Table 2 M-CPT1 scores for model variants generated by GPT-4: Zero-Shot (ZS –Fig. 7) vs. Two-Shot (TS – Fig. 8)

4 Concluding remarks

In this Expert Voice we have discussed the need for benchmarking LLMs in software modeling, the main challenges it poses, and our vision to move forward in this area. Although we have focused on class diagrams to illustrate our ideas, we believe that the general principles and strategies we have outlined are broadly applicable to a wide range of modeling tasks that go beyond structural modeling in UML. Instantiating this benchmarking approach to other modeling domains will entail adapting our conceptual framework’s elements to fit specific classes of models and languages.

Of course, the community does not have to start from scratch and there are already efforts upon which the community can build to support advances in LLM benchmarking for modeling, such as those that exist on automated UML model evaluation (e.g., [10,11,12]), which can be adapted and extended to fit this new context.
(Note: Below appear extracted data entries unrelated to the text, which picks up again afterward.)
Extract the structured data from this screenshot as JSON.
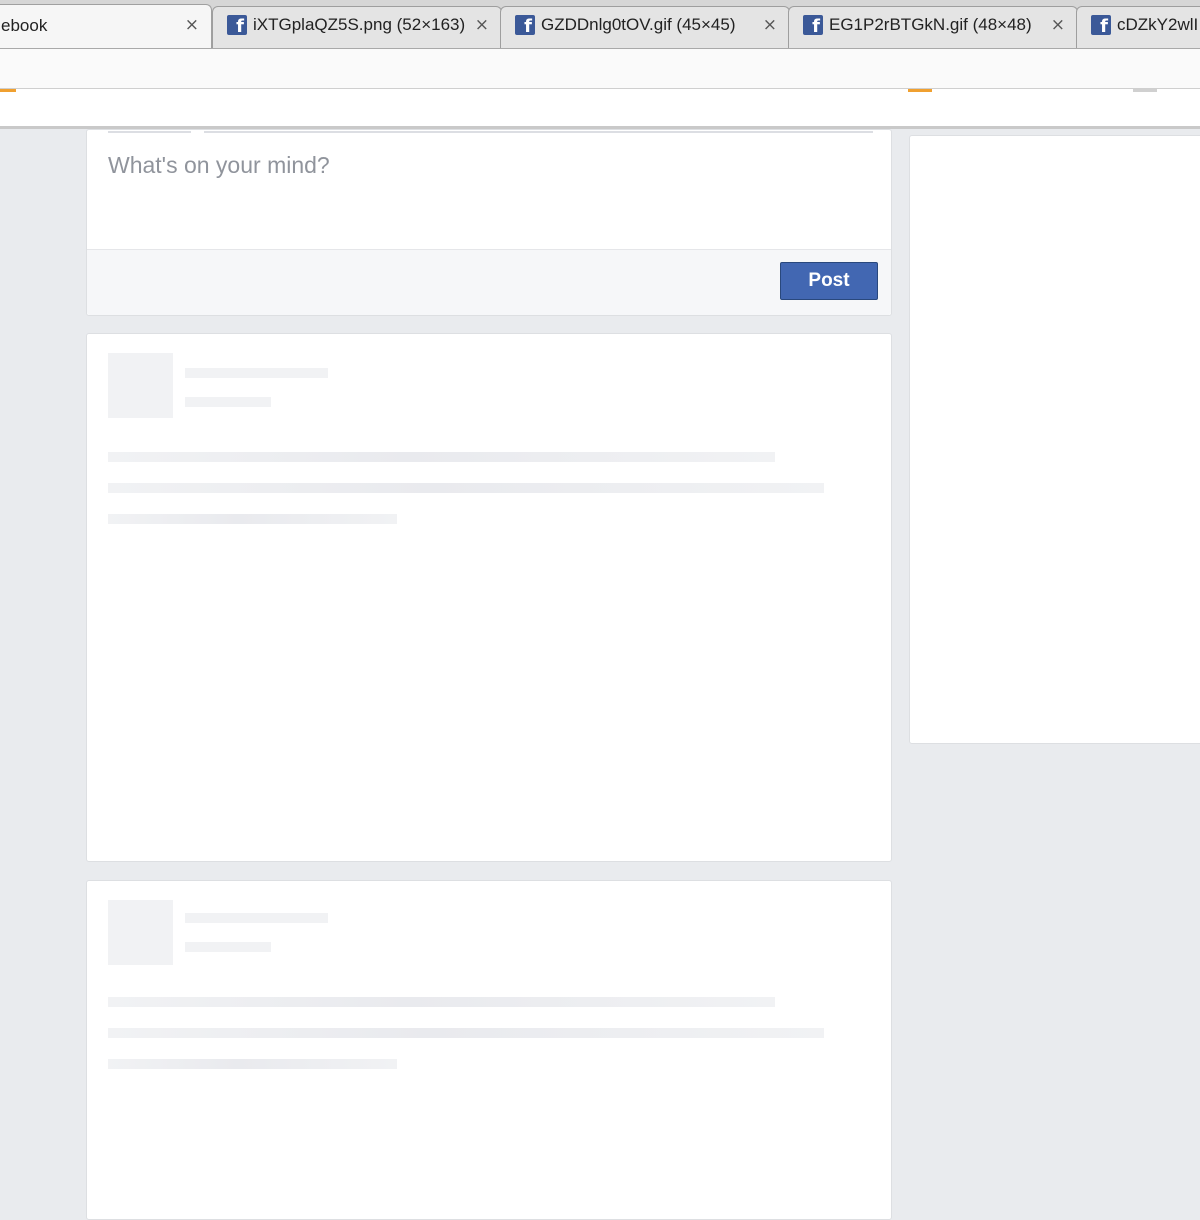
{
  "browser": {
    "tabs": [
      {
        "title": "ebook",
        "active": true
      },
      {
        "title": "iXTGplaQZ5S.png (52×163)",
        "active": false
      },
      {
        "title": "GZDDnlg0tOV.gif (45×45)",
        "active": false
      },
      {
        "title": "EG1P2rBTGkN.gif (48×48)",
        "active": false
      },
      {
        "title": "cDZkY2wlI",
        "active": false
      }
    ],
    "close_glyph": "×",
    "favicon_glyph": "f"
  },
  "composer": {
    "placeholder": "What's on your mind?",
    "post_label": "Post"
  },
  "colors": {
    "page_bg": "#e9ebee",
    "accent": "#4267b2",
    "placeholder_text": "#90949c",
    "skeleton": "#f1f2f4"
  },
  "feed": {
    "loading_cards": 2
  }
}
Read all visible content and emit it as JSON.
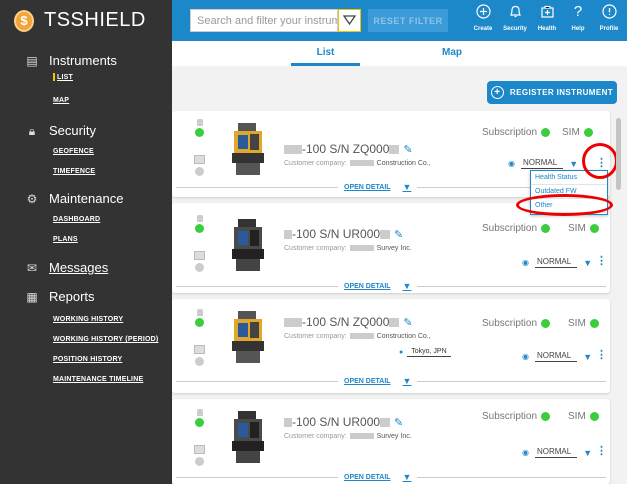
{
  "app": {
    "name": "TSSHIELD"
  },
  "search": {
    "placeholder": "Search and filter your instruments"
  },
  "toolbar": {
    "reset_label": "RESET FILTER"
  },
  "topnav": [
    {
      "label": "Create",
      "icon": "plus-circle-icon"
    },
    {
      "label": "Security",
      "icon": "bell-icon"
    },
    {
      "label": "Health",
      "icon": "health-icon"
    },
    {
      "label": "Help",
      "icon": "help-icon"
    },
    {
      "label": "Profile",
      "icon": "profile-icon"
    }
  ],
  "sidebar": {
    "sections": [
      {
        "label": "Instruments",
        "icon": "instruments-icon",
        "items": [
          "LIST",
          "MAP"
        ]
      },
      {
        "label": "Security",
        "icon": "lock-icon",
        "items": [
          "GEOFENCE",
          "TIMEFENCE"
        ]
      },
      {
        "label": "Maintenance",
        "icon": "gear-icon",
        "items": [
          "DASHBOARD",
          "PLANS"
        ]
      },
      {
        "label": "Messages",
        "icon": "envelope-icon",
        "items": []
      },
      {
        "label": "Reports",
        "icon": "document-icon",
        "items": [
          "WORKING HISTORY",
          "WORKING HISTORY (PERIOD)",
          "POSITION HISTORY",
          "MAINTENANCE TIMELINE"
        ]
      }
    ],
    "active_item": "LIST"
  },
  "tabs": [
    "List",
    "Map"
  ],
  "active_tab": "List",
  "register_label": "REGISTER INSTRUMENT",
  "cards": [
    {
      "title_prefix": "",
      "title_suffix": "-100 S/N ZQ000",
      "company_label": "Customer company:",
      "company": "Construction Co.,",
      "subscription_label": "Subscription",
      "sim_label": "SIM",
      "status": "NORMAL",
      "location": "",
      "open_label": "OPEN DETAIL",
      "device_color": "yellow"
    },
    {
      "title_prefix": "",
      "title_suffix": "-100 S/N UR000",
      "company_label": "Customer company:",
      "company": "Survey Inc.",
      "subscription_label": "Subscription",
      "sim_label": "SIM",
      "status": "NORMAL",
      "location": "",
      "open_label": "OPEN DETAIL",
      "device_color": "grey"
    },
    {
      "title_prefix": "",
      "title_suffix": "-100 S/N ZQ000",
      "company_label": "Customer company:",
      "company": "Construction Co.,",
      "subscription_label": "Subscription",
      "sim_label": "SIM",
      "status": "NORMAL",
      "location": "Tokyo, JPN",
      "open_label": "OPEN DETAIL",
      "device_color": "yellow"
    },
    {
      "title_prefix": "",
      "title_suffix": "-100 S/N UR000",
      "company_label": "Customer company:",
      "company": "Survey Inc.",
      "subscription_label": "Subscription",
      "sim_label": "SIM",
      "status": "NORMAL",
      "location": "",
      "open_label": "OPEN DETAIL",
      "device_color": "grey"
    }
  ],
  "context_menu": [
    "Health Status",
    "Outdated FW",
    "Other"
  ],
  "colors": {
    "primary": "#1c87c9",
    "sidebar": "#333333",
    "status_ok": "#3ccc3c",
    "highlight": "#e00000",
    "filter_accent": "#f5c400"
  }
}
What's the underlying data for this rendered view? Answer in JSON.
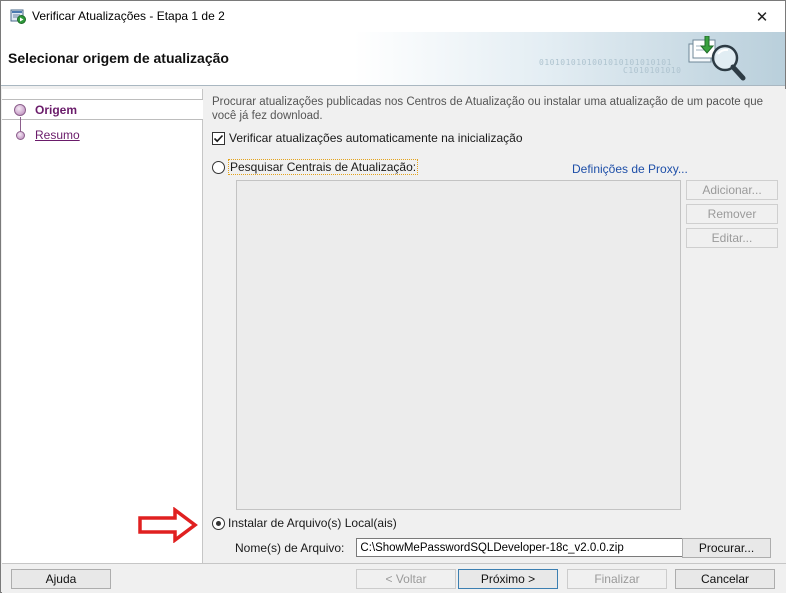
{
  "window": {
    "title": "Verificar Atualizações - Etapa 1 de 2",
    "close_glyph": "✕"
  },
  "header": {
    "title": "Selecionar origem de atualização",
    "binary_line1": "0101010101001010101010101",
    "binary_line2": "C1010101010"
  },
  "steps": [
    {
      "label": "Origem",
      "state": "active"
    },
    {
      "label": "Resumo",
      "state": "link"
    }
  ],
  "main": {
    "description": "Procurar atualizações publicadas nos Centros de Atualização ou instalar uma atualização de um pacote que você já fez download.",
    "auto_check_label": "Verificar atualizações automaticamente na inicialização",
    "auto_check_checked": true,
    "search_centers_label": "Pesquisar Centrais de Atualização:",
    "proxy_link": "Definições de Proxy...",
    "add_button": "Adicionar...",
    "remove_button": "Remover",
    "edit_button": "Editar...",
    "local_install_label": "Instalar de Arquivo(s) Local(ais)",
    "file_name_label": "Nome(s) de Arquivo:",
    "file_name_value": "C:\\ShowMePasswordSQLDeveloper-18c_v2.0.0.zip",
    "browse_button": "Procurar..."
  },
  "footer": {
    "help": "Ajuda",
    "back": "< Voltar",
    "next": "Próximo >",
    "finish": "Finalizar",
    "cancel": "Cancelar"
  },
  "colors": {
    "step_accent": "#6a1b6a",
    "link": "#1e4fa8",
    "annotation_arrow": "#e02020",
    "focus_outline": "#e3a21a"
  }
}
LLMs are being progressively incorporated into many modeling-related tasks and processes, with outputs that will make it into production environments and provide support in real-world scenarios. As a community, it is our responsibility to be ready to assess the quality of the outputs generated by such processes, thus helping to pave the way to a future in which productivity does not have to be traded by quality.